How we cite our quotes: (Chapter.Paragraph)
Quote #1
The grown-ups’ response, this time, was to advise me to lay aside my drawings of boa constrictors, whether from the inside or the outside, and devote myself instead to geography, history, arithmetic and grammar. That is why, at the age of six, I gave up what might have been a magnificent career as a painter. (1.7)
It’s not enough to simply decide you want to do something, like become a great painter, and then stick with it. You also need encouragement and backing up, for starters. When the narrator was a little kid, all the grown-ups he knew told him that he wasn’t good at drawing and that his pictures didn’t represent what he thought they represented. This was enough to make the narrator give up on art, when he could have been “magnificent” if only he’d stuck with it.
Quote #2
When a mystery is too overpowering, one dare not disobey. Absurd as it might seem to me, a thousand miles from any human habitation and in danger of death, I took out of my pocket a sheet of paper and my fountain-pen. But then I remembered how my studies had been concentrated on geography, history, arithmetic and grammar, and I told the little chap (a little crossly, too) that I did not know how to draw. (2.12)

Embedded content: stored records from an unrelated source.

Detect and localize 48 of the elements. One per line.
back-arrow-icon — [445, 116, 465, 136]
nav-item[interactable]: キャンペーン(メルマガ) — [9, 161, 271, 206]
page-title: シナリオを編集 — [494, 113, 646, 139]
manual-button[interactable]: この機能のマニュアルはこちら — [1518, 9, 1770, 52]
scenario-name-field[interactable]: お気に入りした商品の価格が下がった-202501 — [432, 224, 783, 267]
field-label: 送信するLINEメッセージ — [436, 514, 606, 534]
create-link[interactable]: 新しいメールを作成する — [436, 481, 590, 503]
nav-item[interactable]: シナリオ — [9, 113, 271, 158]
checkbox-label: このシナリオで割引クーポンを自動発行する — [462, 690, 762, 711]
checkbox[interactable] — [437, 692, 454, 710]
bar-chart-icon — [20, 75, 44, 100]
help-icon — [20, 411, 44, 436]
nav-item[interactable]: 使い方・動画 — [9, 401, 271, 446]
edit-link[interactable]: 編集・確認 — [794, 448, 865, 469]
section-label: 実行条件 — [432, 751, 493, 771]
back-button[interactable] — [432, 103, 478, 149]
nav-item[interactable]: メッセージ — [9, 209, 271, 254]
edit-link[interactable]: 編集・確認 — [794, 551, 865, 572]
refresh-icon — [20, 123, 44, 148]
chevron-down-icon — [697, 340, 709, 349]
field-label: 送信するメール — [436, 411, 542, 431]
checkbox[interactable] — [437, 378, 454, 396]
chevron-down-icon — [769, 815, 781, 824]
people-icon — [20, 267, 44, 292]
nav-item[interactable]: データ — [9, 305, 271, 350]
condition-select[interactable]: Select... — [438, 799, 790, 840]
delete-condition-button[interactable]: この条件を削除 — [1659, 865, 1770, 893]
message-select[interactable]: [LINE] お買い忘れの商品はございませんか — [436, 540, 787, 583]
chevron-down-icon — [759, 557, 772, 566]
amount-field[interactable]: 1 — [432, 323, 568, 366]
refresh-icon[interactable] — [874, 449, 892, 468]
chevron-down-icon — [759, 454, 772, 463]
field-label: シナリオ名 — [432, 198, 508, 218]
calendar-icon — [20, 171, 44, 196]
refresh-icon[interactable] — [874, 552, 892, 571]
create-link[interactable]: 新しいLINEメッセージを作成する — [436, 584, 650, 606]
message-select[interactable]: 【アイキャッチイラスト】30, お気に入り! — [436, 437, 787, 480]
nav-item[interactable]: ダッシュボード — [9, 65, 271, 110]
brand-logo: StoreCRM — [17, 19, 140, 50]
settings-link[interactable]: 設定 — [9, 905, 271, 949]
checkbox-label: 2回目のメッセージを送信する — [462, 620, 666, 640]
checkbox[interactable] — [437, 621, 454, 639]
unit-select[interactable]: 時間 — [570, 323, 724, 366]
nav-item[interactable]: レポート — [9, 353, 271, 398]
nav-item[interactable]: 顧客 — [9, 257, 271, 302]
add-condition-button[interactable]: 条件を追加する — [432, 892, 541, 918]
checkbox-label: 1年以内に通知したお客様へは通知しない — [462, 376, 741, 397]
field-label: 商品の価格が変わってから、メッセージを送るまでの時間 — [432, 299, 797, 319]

The narrator is ready to give up on drawing before he even starts, practically. As a grown-up himself, not having had enough of the proper encouragement when he was young, he left behind his creative instinct and imaginative style.
Now it would be a lot harder for him to make something like his Drawing Number One than it was before. For example, he can barely draw a correct sheep and ends up drawing a box instead. But, because the prince is so persuasive and has such a strong personality, this new friend persuades the narrator to keep trying to draw anyway.
Quote #3
…I am not at all sure of success. One drawing goes along all right, and another has no resemblance to its subject. I make some errors, too, in the little prince’s height: in one place he is too tall and in another too short. And I feel some doubts about the colour of his costume. So I fumble along as best I can, now good, now bad, and I hope generally fair-to-middling. (4.14)
Even when he’s not satisfied with his work, the narrator has to keep going. He explains that some pictures are better than others, and sometimes he does a better job of recording the details than others, without being exactly sure of why that is. The most important thing, though, is telling his story and conveying the essence of the little prince to his readers. In order to do this, the narrator simply has to keep drawing.